Bagian 29: Takut Terluka

84 29 1
                                    

"Pak Kenzo sudah menikah?"

Anggun menyipitkan mata. Seketika jantungnya seperti memanas hingga ke leher. Anggun merasakan perasaan yang aneh. Tapi ia tidak tahu.

"Brian kita langsung pulang."

"Gak makan dulu Anggun?"

"Gak apa-apa. Aku makan di rumah aja."

Brian sedikit mencuri pandang pada Anggun. Dia tidak mengerti mood Anggun yang tadinya cukup baik. Berubah seketika.

Selama perjalanan pulang dengan Brian. Anggun hanya menatap kosong pemandangan di depannya.

"Anggun kamu kenapa?"

Anggun tidak menjawab. Entah apa yang ia pikirkan. Membuat Brian bertanya-tanya.

"Yagh!

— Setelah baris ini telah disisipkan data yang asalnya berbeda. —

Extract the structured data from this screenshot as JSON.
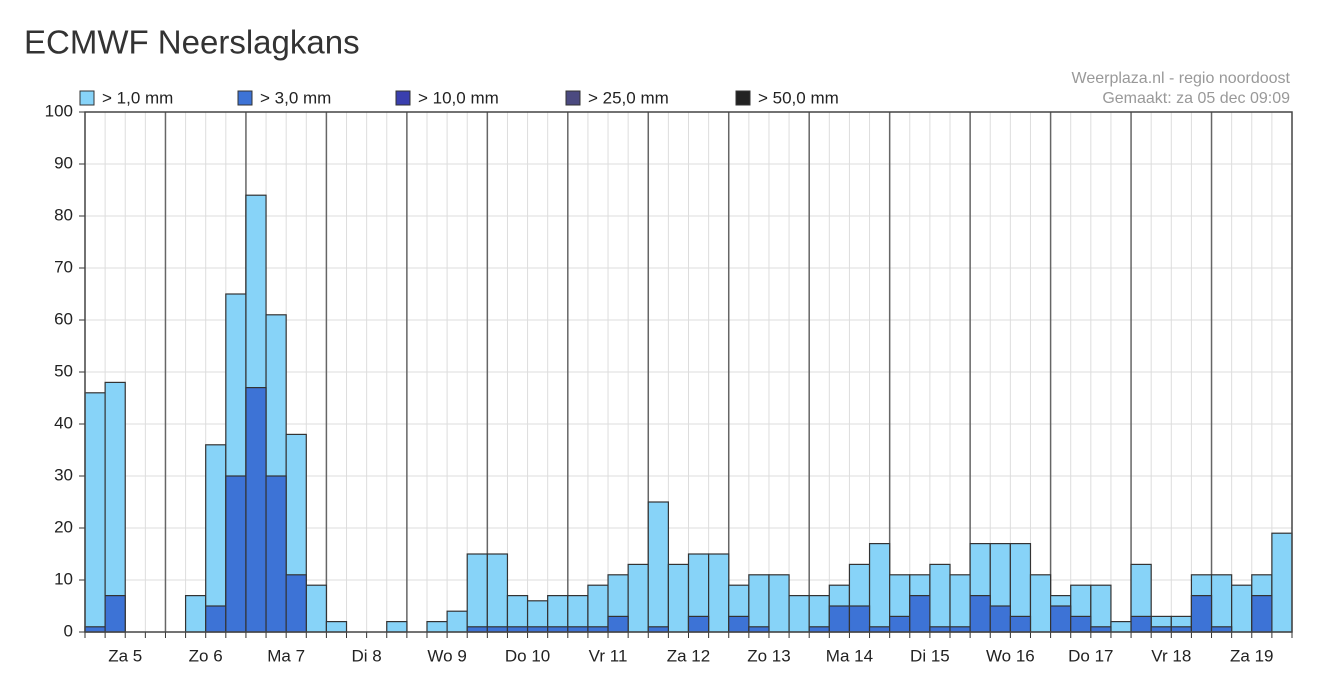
{
  "chart_data": {
    "type": "bar",
    "barmode": "overlay",
    "title": "ECMWF Neerslagkans",
    "annotations": [
      "Weerplaza.nl - regio noordoost",
      "Gemaakt: za 05 dec 09:09"
    ],
    "categories": [
      null,
      null,
      "Za 5",
      null,
      null,
      null,
      "Zo 6",
      null,
      null,
      null,
      "Ma 7",
      null,
      null,
      null,
      "Di 8",
      null,
      null,
      null,
      "Wo 9",
      null,
      null,
      null,
      "Do 10",
      null,
      null,
      null,
      "Vr 11",
      null,
      null,
      null,
      "Za 12",
      null,
      null,
      null,
      "Zo 13",
      null,
      null,
      null,
      "Ma 14",
      null,
      null,
      null,
      "Di 15",
      null,
      null,
      null,
      "Wo 16",
      null,
      null,
      null,
      "Do 17",
      null,
      null,
      null,
      "Vr 18",
      null,
      null,
      null,
      "Za 19",
      null
    ],
    "series": [
      {
        "name": "> 1,0 mm",
        "color": "#87d3f8",
        "values": [
          46,
          48,
          0,
          0,
          0,
          7,
          36,
          65,
          84,
          61,
          38,
          9,
          2,
          0,
          0,
          2,
          0,
          2,
          4,
          15,
          15,
          7,
          6,
          7,
          7,
          9,
          11,
          13,
          25,
          13,
          15,
          15,
          9,
          11,
          11,
          7,
          7,
          9,
          13,
          17,
          11,
          11,
          13,
          11,
          17,
          17,
          17,
          11,
          7,
          9,
          9,
          2,
          13,
          3,
          3,
          11,
          11,
          9,
          11,
          19
        ]
      },
      {
        "name": "> 3,0 mm",
        "color": "#3d73d6",
        "values": [
          1,
          7,
          0,
          0,
          0,
          0,
          5,
          30,
          47,
          30,
          11,
          0,
          0,
          0,
          0,
          0,
          0,
          0,
          0,
          1,
          1,
          1,
          1,
          1,
          1,
          1,
          3,
          0,
          1,
          0,
          3,
          0,
          3,
          1,
          0,
          0,
          1,
          5,
          5,
          1,
          3,
          7,
          1,
          1,
          7,
          5,
          3,
          0,
          5,
          3,
          1,
          0,
          3,
          1,
          1,
          7,
          1,
          0,
          7,
          0
        ]
      },
      {
        "name": "> 10,0 mm",
        "color": "#3a3fae",
        "values": [
          0,
          0,
          0,
          0,
          0,
          0,
          0,
          0,
          0,
          0,
          0,
          0,
          0,
          0,
          0,
          0,
          0,
          0,
          0,
          0,
          0,
          0,
          0,
          0,
          0,
          0,
          0,
          0,
          0,
          0,
          0,
          0,
          0,
          0,
          0,
          0,
          0,
          0,
          0,
          0,
          0,
          0,
          0,
          0,
          0,
          0,
          0,
          0,
          0,
          0,
          0,
          0,
          0,
          0,
          0,
          0,
          0,
          0,
          0,
          0
        ]
      },
      {
        "name": "> 25,0 mm",
        "color": "#4b4a80",
        "values": [
          0,
          0,
          0,
          0,
          0,
          0,
          0,
          0,
          0,
          0,
          0,
          0,
          0,
          0,
          0,
          0,
          0,
          0,
          0,
          0,
          0,
          0,
          0,
          0,
          0,
          0,
          0,
          0,
          0,
          0,
          0,
          0,
          0,
          0,
          0,
          0,
          0,
          0,
          0,
          0,
          0,
          0,
          0,
          0,
          0,
          0,
          0,
          0,
          0,
          0,
          0,
          0,
          0,
          0,
          0,
          0,
          0,
          0,
          0,
          0
        ]
      },
      {
        "name": "> 50,0 mm",
        "color": "#222222",
        "values": [
          0,
          0,
          0,
          0,
          0,
          0,
          0,
          0,
          0,
          0,
          0,
          0,
          0,
          0,
          0,
          0,
          0,
          0,
          0,
          0,
          0,
          0,
          0,
          0,
          0,
          0,
          0,
          0,
          0,
          0,
          0,
          0,
          0,
          0,
          0,
          0,
          0,
          0,
          0,
          0,
          0,
          0,
          0,
          0,
          0,
          0,
          0,
          0,
          0,
          0,
          0,
          0,
          0,
          0,
          0,
          0,
          0,
          0,
          0,
          0
        ]
      }
    ],
    "ylim": [
      0,
      100
    ],
    "yticks": [
      0,
      10,
      20,
      30,
      40,
      50,
      60,
      70,
      80,
      90,
      100
    ],
    "grid": true
  }
}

Anggun!"

Mata Anggun membulat. Ia tidak sadar kini sudah berada tepat di depan kosnya.

"Kita sudah sampai?"

Brian menyilangkan kedua tanganya .

"Dari tadi Anggun. Segeralah turun. Kakiku capek menopang badanmu." Brian dan Anggun masih di atas motor. Terlihat kedua kaki Brian menopang motor beratnya.

Anggun tertawa kecil.

"Kalo berat kenapa dibonceng?"

"Em ya, gak tau sih. Ah iya, janjiku udah terbayar ya Anggun. Besok kamu gak boleh marah-marah gak jelas lagi kayak terakhir kali."

"Ya ya ya. Makasih udah ngisi waktu luangku," ucap Anggun sambil melepaskan helm dari kepalanya lalu diberikan pada Brian.

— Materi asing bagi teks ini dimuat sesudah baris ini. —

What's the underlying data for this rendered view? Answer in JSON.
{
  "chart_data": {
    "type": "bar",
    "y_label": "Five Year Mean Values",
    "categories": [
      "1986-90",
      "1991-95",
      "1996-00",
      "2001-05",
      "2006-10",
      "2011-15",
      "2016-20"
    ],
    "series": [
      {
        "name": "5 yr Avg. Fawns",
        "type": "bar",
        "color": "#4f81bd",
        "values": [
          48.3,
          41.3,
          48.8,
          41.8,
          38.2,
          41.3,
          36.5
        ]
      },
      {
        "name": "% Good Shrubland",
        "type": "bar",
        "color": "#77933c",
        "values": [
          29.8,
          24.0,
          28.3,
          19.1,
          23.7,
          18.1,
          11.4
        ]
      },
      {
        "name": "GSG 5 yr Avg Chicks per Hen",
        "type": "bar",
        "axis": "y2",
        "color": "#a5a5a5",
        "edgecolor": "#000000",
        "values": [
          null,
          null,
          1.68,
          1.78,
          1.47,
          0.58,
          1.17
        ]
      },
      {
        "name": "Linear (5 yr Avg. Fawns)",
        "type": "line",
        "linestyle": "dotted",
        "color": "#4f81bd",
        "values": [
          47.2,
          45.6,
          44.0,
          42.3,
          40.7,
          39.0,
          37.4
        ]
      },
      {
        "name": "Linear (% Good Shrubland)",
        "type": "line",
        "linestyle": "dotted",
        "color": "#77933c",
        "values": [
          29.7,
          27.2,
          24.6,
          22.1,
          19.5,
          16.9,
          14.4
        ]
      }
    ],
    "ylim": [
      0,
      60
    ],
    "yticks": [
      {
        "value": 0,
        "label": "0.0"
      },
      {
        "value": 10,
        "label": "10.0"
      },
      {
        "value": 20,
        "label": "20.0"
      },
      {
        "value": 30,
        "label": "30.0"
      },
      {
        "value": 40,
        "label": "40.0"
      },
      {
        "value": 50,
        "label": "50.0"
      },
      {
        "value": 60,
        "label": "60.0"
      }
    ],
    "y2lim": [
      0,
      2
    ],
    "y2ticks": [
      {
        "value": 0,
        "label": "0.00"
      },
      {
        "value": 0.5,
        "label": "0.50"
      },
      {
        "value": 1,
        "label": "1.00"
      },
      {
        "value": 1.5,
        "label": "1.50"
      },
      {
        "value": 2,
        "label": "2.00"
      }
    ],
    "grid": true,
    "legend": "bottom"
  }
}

"Ya baguslah. Sampai jumpa besok. Jangan telat masuk kelas Anggun," balas Brian.

Sepeninggal Brian, Anggun sudah berada di dalam kostnya. Ia menatap kasur empuknya. Senyum tipis terukir. Anggun ingin tidur.

"Jam berapa sekarang?" Anggun menatap layar ponselnya. Pukul tiga sore.

Anggun menghela napas. Sejenak ia mengingat kejadian tadi. Anggun melihat sosok seorang wanita di depan Kenzo.

"Sial! Apa yang aku pikirkan, sih?" Anggun membenamkan wajahnya di bantal.

Anggun merasa gelisah. Hal seperti ini pertama kali baginya. Parahnya, ia tidak tahu arti perasaannya sekarang.

"AGHH!!!" Anggun menjerit.

Tring! Ponselnya berbunyi.

"Ahh, Ria?" Anggun segera mengangkat telepon dari Ria.

[Anggun! Suaramu kedengaran sampai kamarku!]

[Lah? Ria kamu gak ke mana-mana toh? Tak kira kamu jalan-jalan.]

[Aku gak enak badan. Malas banget keluar sekarang.]

[Ya udah aku ke kamarmu Ria. Kebetulan aku banyak jajan. Nanti kita nonton netfl* bareng-bareng.]

[Okeyy. Aku tunggu.]

Beberapa saat kemudian. Anggun sudah membersihkan diri. Rasanya segar. Ia lalu menatap cermin. Wajah Anggun sedikit kusut. Anggun rasa itu hal biasa, suasana hati Anggun bisa mempengaruhi wajah. Ketika Anggun bahagia, wajah Anggun terlihat cantik. Jika sedih, wajah Anggun terlihat jelek. Kutukan wajah bunglon itu membuat Anggun kadang muak.

"Seandainya wajahku diberkati secantik Ria. Mungkin aku tidak perlu khawatir dengan kondisi wajah anehku."

Anggun kemudian membuka laci. Mengambil beberapa peralatan rias. Ia tersenyum tipis. Tak disangka Anggun membeli peralatan rias lengkap. Sebenarnya Anggun tidak pandai merias diri. Namun, sejak mendapat pekerjaan paruh waktu. Ternyata, itu hal penting. Anggun awalnya merasa aneh, setiap kali berada di ruang ganti pegawai K&1 Restaurant Seafood. Hampir semua pegawai wanita merias diri. Apapun jabatannya. Setelah bekerja beberapa bulan kemudian, Anggun menyadari alasan mereka seperti itu untuk menarik pembeli.